Java 8でサーバー名表示（SNI）を送信するようにHttpsURLConnectionを設定することができます。

Question

Oracleのマニュアルは、Java 8がSNIを自動的かつデフォルトで送信したことを示しているようです。 Wiresharkはそれ以外の場合を示します。私はPowerShellのシステム管理者であり、Java開発者ではないので、私は何かを見落としていることに近いです。

適切な信頼キーストアと共に使用すると、次のコードはSNIを必要としないすべてのSSL Webサイトからステータス200を返します。また、複数のホストのApacheサーバーのデフォルトのSSL Webサイトに接続するとうまくいきます。ただし、デフォルト以外のサイトに接続するように要求された場合、デフォルトのサイトに接続するため、サイト名と一致しない証明書名では失敗します。

import java.util.*; 
import java.net.*; 
import javax.net.ssl.*; 
import java.io.*; 

public class testJavaHttpConn { 
    public static void main(String[] args) throws Exception { 
     String strUrl = args[0]; 
     System.out.println("Trying to connect to " + strUrl); 
     try { 
      URL url = new URL(strUrl); 
      HttpsURLConnection urlConn = (HttpsURLConnection) url.openConnection(); 
      System.out.println("Connecting"); 
      urlConn.connect(); 
      System.out.println("Done"); 
      System.out.println("Response " + urlConn.getResponseCode()); 
     } catch (IOException e) { 
      System.err.println("Error creating HTTP connection"); 
      e.printStackTrace(); 
      throw e; 
     } 
    } 
} 

IましないセットするSystem.setProperty（ "jsse.enableSNIExtension"、 "偽"）; -Djavax.net.debug = sslと設定すると、サーバ名の拡張子が設定されていないことが明確に示されます。

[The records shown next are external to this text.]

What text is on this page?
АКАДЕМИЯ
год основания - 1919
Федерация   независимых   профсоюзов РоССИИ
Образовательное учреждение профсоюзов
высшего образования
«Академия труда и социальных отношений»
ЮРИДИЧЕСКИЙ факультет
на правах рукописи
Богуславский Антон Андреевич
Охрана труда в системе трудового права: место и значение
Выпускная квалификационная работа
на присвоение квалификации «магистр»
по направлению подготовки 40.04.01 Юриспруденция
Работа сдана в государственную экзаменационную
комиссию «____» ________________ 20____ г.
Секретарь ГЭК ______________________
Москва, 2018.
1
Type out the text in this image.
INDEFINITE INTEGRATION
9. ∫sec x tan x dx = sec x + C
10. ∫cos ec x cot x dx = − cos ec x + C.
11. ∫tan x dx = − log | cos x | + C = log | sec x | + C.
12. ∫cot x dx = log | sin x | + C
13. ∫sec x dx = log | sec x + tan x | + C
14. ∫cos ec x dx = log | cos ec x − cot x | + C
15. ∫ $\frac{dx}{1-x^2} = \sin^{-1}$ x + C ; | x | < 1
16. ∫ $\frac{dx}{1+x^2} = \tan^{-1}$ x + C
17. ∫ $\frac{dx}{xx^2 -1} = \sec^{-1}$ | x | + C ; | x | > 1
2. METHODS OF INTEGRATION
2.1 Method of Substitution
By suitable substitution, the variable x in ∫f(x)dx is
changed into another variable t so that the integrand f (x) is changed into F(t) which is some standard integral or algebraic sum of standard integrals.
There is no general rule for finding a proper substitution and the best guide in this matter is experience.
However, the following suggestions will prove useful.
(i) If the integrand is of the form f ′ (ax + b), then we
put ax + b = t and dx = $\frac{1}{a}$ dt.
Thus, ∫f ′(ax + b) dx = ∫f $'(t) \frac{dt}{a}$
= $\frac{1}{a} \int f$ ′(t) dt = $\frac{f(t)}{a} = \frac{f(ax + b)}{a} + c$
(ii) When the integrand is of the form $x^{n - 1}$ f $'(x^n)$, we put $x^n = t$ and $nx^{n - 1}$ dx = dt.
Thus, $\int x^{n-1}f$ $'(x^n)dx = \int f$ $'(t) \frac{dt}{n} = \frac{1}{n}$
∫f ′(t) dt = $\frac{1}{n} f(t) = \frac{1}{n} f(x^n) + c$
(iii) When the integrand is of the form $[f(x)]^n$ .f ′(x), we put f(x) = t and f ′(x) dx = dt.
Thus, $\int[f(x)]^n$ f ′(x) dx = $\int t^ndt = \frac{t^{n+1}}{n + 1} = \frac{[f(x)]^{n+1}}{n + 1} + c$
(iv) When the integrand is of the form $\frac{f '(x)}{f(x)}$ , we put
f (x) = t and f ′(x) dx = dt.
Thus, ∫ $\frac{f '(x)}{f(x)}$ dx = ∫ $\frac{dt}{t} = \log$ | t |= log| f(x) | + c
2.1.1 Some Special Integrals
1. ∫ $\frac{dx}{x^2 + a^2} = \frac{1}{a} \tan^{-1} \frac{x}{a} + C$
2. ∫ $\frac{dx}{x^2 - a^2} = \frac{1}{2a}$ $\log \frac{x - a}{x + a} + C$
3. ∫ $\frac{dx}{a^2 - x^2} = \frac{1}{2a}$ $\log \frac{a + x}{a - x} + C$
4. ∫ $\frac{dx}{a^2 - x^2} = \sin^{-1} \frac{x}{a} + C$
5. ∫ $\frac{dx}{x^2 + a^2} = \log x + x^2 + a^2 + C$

私は、抽象度の次の深い層に飛び込みたいなら、SSLSocketを実装してSSLParameter serverNameを設定することができますが、それを避けたいと思います。

編集：このコードは、コメントでFloに対して上記のように動作します。 Linux 2.6.18-194.11.3.el5では1.8.0_72、Windows 7では1.8.0_51で失敗しています.Windowsのインストールはバニラですが、Linuxのインストールではsecurerandom.source = file： /dev/./urandom。私の設置がFloとどのように違うのかを私がどのように判断できるかはわかりません。

Answer 1

のHttpsURLConnection は、デフォルトではSNIを送信し、 IFFボックスのうち、それが接続だ先のURLは、完全修飾名ですありません。ローカルイントラネットショートネームエイリアスのSNIは送信しません。

Extension server_name, server_name: [type=host_name (0), value=site.company.com] 

（記録のために、私も短いと完全修飾名のためにSANを使用して新しい証明書を展開する必要が、それは些細だった。）